Diederich's 1939-page on Word Frequency

Salvete,

I was approached by a Textkit-member concerning a discrepancy between the number of entries in the list on my homepage and another list. My version is based on the original paper as transcribed and hosted on William Whitaker’s (the creator of the WORDS-programme who died in late 2010) original web-site (I downloaded the data at the time).

It is not quite that easy to say that one chooses all words with a certain frequency (e.g. “20 and up”) because the full frequency list distinguishes between Prose, Poetry, and Medieval Latin. There is also a “Total”-column, but such a mixed frequency can be misleading, in my opinion. I certainly would not want a list with poetry-specific words (nor proper names and words based on these as “Romanus”, “Gallus”). In addition, the paper had an appendix with more lists:

  • First three hundred Latin words in order of frequency.
  • Supplementary list of words important chiefly in medieval Latin (a short list).
  • Words in the present College Entrance Examination Board Latin Word List which occurred less than five times in the literature examined.

The original web-site “http://users.erols.com/whitaker/freq.htm”, whence I downloaded the original files (themselves transcriptions of the original paper), is no longer available, but it can be accessed using Archive.org’s Wayback Machine.

For continuity sake I have now uploaded these files in pdf-format (zip-file, 418 kb) to the Download-section of my homepage, mostly for continuity sake (in case of the “Wayback”-version evaporating). The version available using the Wayback Machine is better.

Valete,

Carolus Raeticus

Thanks for this! It’s great to finally be able to read Diederich’s original paper!

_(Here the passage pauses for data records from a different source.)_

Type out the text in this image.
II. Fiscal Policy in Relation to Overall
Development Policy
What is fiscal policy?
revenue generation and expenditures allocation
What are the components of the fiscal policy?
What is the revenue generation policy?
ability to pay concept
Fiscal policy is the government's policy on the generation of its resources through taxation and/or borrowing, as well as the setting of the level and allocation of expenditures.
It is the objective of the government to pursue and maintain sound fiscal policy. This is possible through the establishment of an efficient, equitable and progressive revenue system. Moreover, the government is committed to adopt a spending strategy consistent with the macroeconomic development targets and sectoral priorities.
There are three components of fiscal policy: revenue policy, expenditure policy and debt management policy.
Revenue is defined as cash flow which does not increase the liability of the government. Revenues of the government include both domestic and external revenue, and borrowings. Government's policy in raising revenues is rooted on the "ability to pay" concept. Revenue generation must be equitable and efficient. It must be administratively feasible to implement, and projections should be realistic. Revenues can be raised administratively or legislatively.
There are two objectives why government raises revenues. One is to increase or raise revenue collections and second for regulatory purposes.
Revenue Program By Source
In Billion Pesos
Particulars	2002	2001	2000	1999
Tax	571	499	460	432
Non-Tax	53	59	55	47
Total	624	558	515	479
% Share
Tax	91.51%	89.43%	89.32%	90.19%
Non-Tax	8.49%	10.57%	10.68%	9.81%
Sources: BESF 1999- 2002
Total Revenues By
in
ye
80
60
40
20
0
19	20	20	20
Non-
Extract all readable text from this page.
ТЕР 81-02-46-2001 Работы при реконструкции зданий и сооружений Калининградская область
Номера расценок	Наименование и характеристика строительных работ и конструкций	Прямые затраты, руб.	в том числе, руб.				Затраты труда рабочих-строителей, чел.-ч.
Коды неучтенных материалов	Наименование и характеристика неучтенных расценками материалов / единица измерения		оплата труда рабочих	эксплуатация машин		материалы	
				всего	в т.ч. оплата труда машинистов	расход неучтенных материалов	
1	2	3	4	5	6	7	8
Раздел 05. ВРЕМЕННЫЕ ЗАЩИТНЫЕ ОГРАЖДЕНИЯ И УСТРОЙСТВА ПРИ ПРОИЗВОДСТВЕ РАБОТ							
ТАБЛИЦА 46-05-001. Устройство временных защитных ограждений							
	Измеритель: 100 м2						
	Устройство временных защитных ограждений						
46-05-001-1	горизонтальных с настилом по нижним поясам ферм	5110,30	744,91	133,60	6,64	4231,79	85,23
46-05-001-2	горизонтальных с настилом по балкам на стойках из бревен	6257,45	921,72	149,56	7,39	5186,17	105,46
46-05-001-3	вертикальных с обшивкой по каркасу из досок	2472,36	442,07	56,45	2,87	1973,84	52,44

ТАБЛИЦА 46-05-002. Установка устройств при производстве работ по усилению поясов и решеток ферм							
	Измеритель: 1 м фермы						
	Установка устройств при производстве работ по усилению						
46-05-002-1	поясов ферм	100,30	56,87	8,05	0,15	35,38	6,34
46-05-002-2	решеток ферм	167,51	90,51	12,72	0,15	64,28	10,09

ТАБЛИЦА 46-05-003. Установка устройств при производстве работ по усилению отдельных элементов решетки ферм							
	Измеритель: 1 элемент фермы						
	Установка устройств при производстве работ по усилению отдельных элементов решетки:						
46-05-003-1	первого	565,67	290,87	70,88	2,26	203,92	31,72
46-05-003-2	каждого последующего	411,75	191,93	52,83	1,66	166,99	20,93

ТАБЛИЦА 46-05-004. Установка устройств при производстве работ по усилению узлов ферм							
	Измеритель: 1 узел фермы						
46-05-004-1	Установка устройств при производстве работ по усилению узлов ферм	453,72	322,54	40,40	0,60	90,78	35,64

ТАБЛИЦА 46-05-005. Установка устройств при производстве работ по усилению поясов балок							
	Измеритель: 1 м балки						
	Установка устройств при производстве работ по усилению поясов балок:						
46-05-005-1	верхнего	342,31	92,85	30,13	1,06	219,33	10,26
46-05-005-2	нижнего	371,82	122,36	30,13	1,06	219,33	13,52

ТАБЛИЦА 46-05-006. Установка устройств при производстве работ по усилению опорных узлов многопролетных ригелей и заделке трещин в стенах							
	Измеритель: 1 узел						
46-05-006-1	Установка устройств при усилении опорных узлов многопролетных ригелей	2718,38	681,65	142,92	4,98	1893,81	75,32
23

For comparison, another interesting frequency list is the Dictionnaire fréquentiel Index inverse de la langue latine by Delatte et al (1981 - L.A.S.L.A. - Université de Liège). Here a database of 794662 words (582411 prose, 212251 verse) is used, resulting in a vocabulary of 13077. That list, ordered by occurrence, starts at page 119.

Salvete,

today I stumbled upon a scan of the original paper of Diederich’s Frequency of Latin Words and Their Endings. The version on my homepage is merely a transcription made by someone a while ago. This one is the actual paper. I thought I would share it, should anyone be interested in it for historical reasons. It can can be found at this omnika.org-page.